Net Neutrality is Not a Win for Either Party; It Is a Win for Internet Users
The FCC has officially classified the Internet as a telecommunications utility, a major step toward ensuring net neutrality. The whole concept of net neutrality — or rules preventing service providers from developing a ‘fast lane’ of higher data speeds (presumably available to sites with the budget to buy-in) — has, on the surface at least, been a classic example of right versus left.
The party lines have been drawn around this issue for months.
In November, Senator Ted Cruz decried net neutrality rules — devised by the FCC and strongly supported by President Obama — as “Obamacare for the Internet.” He explained how the revolutionary power of the Internet, and all its affiliated apps, networks, and commercial platforms, owe their development to the lack of government regulation online.
Meanwhile, President Obama called on the FCC (technically an independent body, so he could not order the action) to develop “the strongest possible rules” in order to protect net neutrality from Internet service providers and their efforts to throttle online traffic speeds.
So net neutrality, by Republican estimates, is the greatest modern threat to a free and open Internet, and all the innovation that comes with it. On the liberal side, net neutrality is the last best defense against corporate strangling of the free and open Internet the public has come to expect and rely on. So how did they both manage to be right?
The answer lies in the details of the FCC reclassification. By recognizing the Internet as a telecommunications utility, it falls under the 1934 Communications Act, which was written in response to the rise of telephones as an interrupting technology after the turn of the 20th century.
The Communications Act didn't federalize phone service — not exactly, anyway. What it did do was put the public to work by employing displaced workers (part of Franklin Roosevelt’s New Deal) to erect the massive national infrastructure that allowed private phone companies to provide service. The FCC’s founding rule guaranteed phone lines in virtually every home in America by building and maintaining the necessary infrastructure, and encouraging competition among various private service providers.
Clearly, the federal government was deeply involved in how, where, and when telephone service became available, and how that infrastructure was maintained. Yet the service itself — the part that makes telephones more than a fancy paperweight — remained in the private sector, with local, regional, and even national brands engaged in providing telephone service.
The reclassification of the Internet as a utility actually makes it look more like a public-private partnership than a government takeover.
Senator Cruz was quite right in claiming that a government takeover of Internet services would be detrimental, subject to partisan bias as well as the worst dysfunctions of bureaucracy. Fortunately, the FCC is not taking over internet services; it is setting itself up to take greater responsibility for expanding, protecting, and integrating Internet infrastructure.The Internet has a capacity limit directly tied to infrastructure. Phones don’t slow down or turn glitchy if you have too much to say; the Internet does, if too many people are streaming videos on Netflix or coordinating a massive online Xbox tournament.

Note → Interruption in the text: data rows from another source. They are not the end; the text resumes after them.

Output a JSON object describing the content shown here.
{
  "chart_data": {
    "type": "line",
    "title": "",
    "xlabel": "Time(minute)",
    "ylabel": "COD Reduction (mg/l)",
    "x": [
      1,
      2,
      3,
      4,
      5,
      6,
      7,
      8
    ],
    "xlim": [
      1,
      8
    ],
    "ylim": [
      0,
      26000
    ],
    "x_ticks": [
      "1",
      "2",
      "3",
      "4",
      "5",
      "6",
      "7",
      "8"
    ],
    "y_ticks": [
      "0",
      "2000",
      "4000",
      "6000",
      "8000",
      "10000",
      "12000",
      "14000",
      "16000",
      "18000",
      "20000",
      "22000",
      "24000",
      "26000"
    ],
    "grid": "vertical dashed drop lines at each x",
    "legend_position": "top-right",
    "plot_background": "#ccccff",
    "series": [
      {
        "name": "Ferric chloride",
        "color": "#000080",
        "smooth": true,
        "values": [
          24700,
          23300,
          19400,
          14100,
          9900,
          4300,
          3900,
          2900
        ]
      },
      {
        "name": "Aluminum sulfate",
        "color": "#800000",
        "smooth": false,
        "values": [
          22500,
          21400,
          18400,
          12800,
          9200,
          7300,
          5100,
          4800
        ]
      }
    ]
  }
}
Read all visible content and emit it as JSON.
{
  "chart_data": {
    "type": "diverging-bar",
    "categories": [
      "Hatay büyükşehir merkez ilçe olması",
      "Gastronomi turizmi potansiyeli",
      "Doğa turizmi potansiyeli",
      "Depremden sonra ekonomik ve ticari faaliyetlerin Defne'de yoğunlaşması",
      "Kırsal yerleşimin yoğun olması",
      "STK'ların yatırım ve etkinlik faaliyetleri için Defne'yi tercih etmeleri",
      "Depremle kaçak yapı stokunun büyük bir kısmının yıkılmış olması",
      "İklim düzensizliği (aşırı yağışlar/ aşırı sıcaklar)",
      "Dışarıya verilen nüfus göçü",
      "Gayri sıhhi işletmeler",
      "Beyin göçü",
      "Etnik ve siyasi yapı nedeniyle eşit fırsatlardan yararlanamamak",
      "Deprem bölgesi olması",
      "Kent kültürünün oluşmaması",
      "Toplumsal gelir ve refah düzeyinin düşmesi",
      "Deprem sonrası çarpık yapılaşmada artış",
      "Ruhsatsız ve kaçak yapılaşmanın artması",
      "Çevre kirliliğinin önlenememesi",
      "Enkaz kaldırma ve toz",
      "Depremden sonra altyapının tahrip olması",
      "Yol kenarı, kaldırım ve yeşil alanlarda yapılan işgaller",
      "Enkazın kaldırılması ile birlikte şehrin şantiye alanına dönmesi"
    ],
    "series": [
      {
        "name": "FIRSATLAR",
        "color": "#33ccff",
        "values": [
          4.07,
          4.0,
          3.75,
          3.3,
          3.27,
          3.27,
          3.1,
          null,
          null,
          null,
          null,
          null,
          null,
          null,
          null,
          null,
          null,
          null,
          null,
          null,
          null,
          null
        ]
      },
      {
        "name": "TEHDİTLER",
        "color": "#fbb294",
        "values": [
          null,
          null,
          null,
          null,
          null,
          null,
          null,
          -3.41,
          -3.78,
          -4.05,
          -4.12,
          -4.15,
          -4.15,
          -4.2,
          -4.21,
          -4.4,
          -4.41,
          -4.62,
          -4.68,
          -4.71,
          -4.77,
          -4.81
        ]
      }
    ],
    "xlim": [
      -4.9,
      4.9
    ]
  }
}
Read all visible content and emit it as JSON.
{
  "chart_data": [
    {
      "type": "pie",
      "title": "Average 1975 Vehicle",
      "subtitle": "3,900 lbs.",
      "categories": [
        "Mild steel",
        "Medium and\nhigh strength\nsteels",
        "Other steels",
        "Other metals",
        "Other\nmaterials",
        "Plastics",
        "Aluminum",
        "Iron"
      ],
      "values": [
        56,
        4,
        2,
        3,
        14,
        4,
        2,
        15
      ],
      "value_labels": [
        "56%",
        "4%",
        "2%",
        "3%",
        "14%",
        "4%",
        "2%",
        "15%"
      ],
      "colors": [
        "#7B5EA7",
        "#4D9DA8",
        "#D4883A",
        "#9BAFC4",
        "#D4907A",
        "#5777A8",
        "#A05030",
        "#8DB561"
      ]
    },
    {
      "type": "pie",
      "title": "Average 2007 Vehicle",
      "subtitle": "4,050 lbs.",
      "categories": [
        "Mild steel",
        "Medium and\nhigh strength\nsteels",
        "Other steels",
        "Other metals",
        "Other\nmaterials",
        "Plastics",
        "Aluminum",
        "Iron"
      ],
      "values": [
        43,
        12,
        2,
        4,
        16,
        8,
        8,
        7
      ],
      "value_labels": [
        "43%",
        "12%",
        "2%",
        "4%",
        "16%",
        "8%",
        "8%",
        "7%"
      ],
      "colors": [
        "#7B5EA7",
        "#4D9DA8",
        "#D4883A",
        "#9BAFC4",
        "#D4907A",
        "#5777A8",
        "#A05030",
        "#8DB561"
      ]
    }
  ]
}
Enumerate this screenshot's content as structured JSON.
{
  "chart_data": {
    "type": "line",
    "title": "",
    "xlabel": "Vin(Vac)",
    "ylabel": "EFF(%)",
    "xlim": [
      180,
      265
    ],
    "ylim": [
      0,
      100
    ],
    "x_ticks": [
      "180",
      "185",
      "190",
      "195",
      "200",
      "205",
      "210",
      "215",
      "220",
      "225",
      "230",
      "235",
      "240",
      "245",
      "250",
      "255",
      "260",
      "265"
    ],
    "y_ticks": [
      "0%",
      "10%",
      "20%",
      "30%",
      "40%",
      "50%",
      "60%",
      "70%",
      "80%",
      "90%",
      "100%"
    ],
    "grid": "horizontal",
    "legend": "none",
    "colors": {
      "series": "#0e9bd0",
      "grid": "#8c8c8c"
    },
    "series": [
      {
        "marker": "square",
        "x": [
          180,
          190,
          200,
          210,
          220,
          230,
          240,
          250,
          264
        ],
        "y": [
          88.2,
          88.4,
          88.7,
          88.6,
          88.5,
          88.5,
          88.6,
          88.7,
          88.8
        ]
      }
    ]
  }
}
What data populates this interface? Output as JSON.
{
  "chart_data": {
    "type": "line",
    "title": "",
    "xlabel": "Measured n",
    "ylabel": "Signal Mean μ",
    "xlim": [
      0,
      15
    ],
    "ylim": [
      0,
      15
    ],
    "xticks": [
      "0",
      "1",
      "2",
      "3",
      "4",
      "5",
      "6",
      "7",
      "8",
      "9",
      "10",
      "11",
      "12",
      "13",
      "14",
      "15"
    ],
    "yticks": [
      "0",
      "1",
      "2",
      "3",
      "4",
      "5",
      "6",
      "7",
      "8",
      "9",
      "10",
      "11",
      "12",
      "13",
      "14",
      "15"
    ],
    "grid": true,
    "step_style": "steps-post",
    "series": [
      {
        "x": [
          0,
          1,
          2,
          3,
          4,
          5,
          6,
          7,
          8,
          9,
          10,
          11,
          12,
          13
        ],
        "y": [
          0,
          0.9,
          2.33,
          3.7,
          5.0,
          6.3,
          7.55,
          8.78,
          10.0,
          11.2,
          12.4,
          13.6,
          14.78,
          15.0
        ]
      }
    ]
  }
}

There is more higher quality (meaning more data-rich) content traveling the Internet every day. Fiber optic cables and higher capacity networks, on the other hand, struggle to keep up with the generation and demand for content.
And the demand for content and access is not merely a matter of public entertainment. Thestate of HIV and AIDS owes a lot to the sort of information campaigns that were bolstered by Internet access. Preventing and coordinating a complex international response to disease outbreaks relies heavily on Internet access and infrastructure.
Academic models, too, are going digital, virtual, and online. Public and private institutions have slowly begun to recognize the viability of online models. From the Massive Open Online Courses (MOOCs) offered by leading research universities like Harvard and MIT, to the full-scale advanced degree programs cropping up at institutions like Ohio University, the internet is promising to do for education what it already did for retail.
The perpetual struggle for schools to survive funding cuts and resource shortages stands to be transformed by online learning -- but only if Internet access doesn’t cost extra for the necessary speeds of such systems. Just as with telephones in rural communities, the infrastructure needed to make the Internet as powerful and revolutionary as possible requires a massive public-private collaboration.
If history provides any indications, federal support of Internet infrastructure would do a great deal to improve and secure access, and allow private companies to continue to generate wealth by providing service. While the classification will not immediately invent new competition, it could provide a step in that direction.
That is, after all, part of the FCC’s charter, and runs counter to the top-down, government-managed model feared by so many.
In the end, this is not a big win for either party, except in their vanity speeches; it is merely one step toward repeating America’s historical success in bringing a powerful new tool to everyone, and letting them sort out how best to use it.